October 21 - October 28, 1996
Volume 25, Number 9
News Stories

FORMER U.S. ATTORNEY GENERAL TO TALK ON "THE U.N. UNDER SIEGE"

Yale alumnus Dick Thornburgh, who served as attorney general of the United States under Presidents Reagan and Bush and is a former Pennsylvania governor, will present the Lustman Fellowship Lecture on "The U.N. Under Siege" on Thursday, Oct. 24, at 8 p.m. in the common room of Davenport College, 248 York St. The public is invited to attend the free event. Mr. Thornburgh is currently counsel with the Washington, D.C. office of the Pittsburgh-based law firm of Kirkpatrick & Lockhart LLP. Elected governor of Pennsylvania in 1978 and re-elected in 1982, he is the only Republican ever to serve two successive terms in that office and was named by his fellow governors as one of the nation's most effective big-state governors in a 1986 Newsweek poll.
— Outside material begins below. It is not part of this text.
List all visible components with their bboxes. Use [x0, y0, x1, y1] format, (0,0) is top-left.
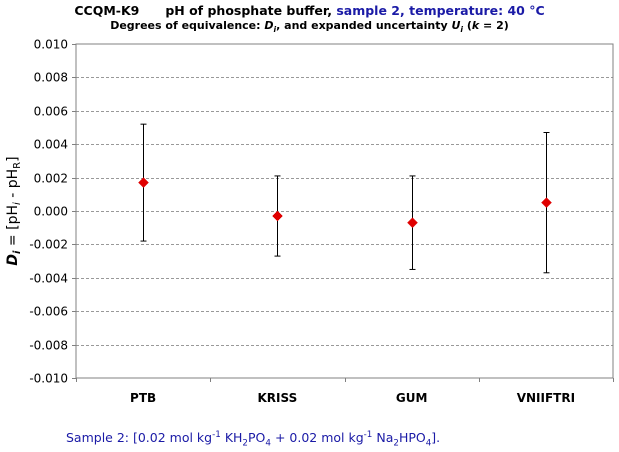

He served three years as U.S. attorney general 1988-91, during which time he worked with law enforcement agencies around the world to help combat drug trafficking, money laundering, terrorism and international white-collar crime.

From 1992 to 1993 he was in charge of personnel, budget and finance matters at the United Nations; during his time there he was the highest-ranking American in the organization. He authored a report to the U.N. Secretary-General on reform, restructuring and streamlining efforts designed to make the United Nations' peacekeeping, humanitarian and development programs more efficient and cost-effective.

Mr. Thornburgh earned his undergraduate degree at Yale in 1954 with a major in engineering. He obtained his law degree from the University of Pittsburgh. He served as director of the Institute of Politics at Harvard's John F. Kennedy School of Government and has lectured at numerous institutions, including Moscow State University.